Monday, February 16, 2009

Analysing "Weapons Training"

Watch this short excerpt from an interview with Bruce Dawe and answer the following questions.

http://dl.screenaustralia.gov.au/module/1194/

The poem highlights the regimentation and humiliation dished out during defence training.
  1. Who is ‘I’? Is the reader supposed to sympathise with him, do you think
  2. What’s happening here? What is the context?
  3. Why is the language clipped, the tone condescending?
  4. What is the purpose of omitting most of the punctuation, including fullstops and capital letters?
  5. What concepts do you consider demeaning to the soldiers and is the speaker’s choice of language acceptable in either the armed forces or in civilian life?

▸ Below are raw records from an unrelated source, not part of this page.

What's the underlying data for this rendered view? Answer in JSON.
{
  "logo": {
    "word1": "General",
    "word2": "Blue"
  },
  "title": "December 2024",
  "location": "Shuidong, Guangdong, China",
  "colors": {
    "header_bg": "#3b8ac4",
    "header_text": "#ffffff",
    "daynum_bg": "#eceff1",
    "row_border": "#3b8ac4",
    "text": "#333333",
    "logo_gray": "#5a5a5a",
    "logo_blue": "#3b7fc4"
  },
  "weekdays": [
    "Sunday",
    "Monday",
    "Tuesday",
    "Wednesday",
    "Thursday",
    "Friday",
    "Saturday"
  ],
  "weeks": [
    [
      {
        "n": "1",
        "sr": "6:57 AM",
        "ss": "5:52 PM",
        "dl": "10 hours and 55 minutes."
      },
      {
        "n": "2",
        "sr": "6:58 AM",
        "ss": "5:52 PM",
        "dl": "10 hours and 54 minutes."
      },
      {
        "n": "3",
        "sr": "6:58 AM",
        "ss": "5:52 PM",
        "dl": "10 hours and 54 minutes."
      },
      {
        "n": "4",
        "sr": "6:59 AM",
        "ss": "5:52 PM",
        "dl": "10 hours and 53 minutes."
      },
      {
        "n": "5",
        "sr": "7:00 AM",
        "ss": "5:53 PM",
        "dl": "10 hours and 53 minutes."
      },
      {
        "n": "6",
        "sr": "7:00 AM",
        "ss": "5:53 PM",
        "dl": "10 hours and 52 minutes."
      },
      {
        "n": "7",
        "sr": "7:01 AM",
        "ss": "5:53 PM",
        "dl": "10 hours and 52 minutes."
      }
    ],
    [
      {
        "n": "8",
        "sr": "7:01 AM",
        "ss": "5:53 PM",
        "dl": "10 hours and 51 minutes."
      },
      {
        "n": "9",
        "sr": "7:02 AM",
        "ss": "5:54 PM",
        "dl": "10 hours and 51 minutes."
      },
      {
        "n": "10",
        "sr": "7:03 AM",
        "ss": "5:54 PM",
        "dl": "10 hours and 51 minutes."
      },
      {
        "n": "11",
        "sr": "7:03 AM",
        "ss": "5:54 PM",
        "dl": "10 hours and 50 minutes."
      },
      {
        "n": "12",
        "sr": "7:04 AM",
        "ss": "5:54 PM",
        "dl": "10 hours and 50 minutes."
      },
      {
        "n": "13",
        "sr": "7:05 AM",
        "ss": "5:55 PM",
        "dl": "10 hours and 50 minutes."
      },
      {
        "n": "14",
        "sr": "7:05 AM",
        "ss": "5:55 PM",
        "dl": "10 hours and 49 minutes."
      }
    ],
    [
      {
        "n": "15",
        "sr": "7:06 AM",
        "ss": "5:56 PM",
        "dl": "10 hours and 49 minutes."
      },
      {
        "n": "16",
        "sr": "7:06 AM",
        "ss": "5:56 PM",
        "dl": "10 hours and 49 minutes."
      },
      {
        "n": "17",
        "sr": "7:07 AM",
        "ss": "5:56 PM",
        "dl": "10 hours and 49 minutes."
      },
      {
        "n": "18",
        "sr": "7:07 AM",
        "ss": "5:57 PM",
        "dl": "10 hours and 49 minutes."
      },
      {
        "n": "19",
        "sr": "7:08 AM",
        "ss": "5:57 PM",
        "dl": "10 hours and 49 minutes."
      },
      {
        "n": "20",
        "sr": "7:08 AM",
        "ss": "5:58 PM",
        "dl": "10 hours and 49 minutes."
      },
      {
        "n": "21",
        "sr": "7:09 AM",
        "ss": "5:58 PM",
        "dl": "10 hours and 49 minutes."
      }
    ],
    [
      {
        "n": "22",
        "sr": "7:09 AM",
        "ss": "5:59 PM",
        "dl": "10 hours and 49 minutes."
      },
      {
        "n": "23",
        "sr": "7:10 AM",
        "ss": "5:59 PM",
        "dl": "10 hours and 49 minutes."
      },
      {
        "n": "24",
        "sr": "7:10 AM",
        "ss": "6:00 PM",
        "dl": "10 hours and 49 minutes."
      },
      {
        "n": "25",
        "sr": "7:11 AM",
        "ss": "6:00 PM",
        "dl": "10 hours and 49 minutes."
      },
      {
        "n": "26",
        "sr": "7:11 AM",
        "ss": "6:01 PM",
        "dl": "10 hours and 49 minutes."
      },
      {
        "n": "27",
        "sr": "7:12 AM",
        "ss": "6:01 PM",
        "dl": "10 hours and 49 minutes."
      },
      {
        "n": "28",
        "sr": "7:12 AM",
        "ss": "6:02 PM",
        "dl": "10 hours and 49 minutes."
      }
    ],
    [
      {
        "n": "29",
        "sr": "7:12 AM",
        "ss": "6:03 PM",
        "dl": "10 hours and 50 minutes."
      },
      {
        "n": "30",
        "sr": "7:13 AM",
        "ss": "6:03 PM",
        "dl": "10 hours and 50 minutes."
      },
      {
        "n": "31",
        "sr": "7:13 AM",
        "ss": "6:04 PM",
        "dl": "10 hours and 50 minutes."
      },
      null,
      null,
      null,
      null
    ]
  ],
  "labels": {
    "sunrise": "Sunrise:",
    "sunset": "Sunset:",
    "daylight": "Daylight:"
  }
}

Why has Dawe written in this way?
  6. The speaker in the poem refers to ‘a mob of the little yellows’ and the ‘Charlies’ with their ‘rotten fish-sauce breath’. To whom is he referring and why has Dawe chosen language that most people would consider racist and offensive?
  7. Does the opening line set the tone for the poem? How effective are onomatopoeic words ‘click’ and ‘pitter-patter’?
  8. What is the point of the last line and the repetition of ‘dead’?
  9. Dawe has chosen to use a regular rhyme scheme for this poem – abba – and finishing with a rhyming couplet. What is the effect of this?
  10. What is the point of this poem? Would you consider this an anti-war poem? Explain.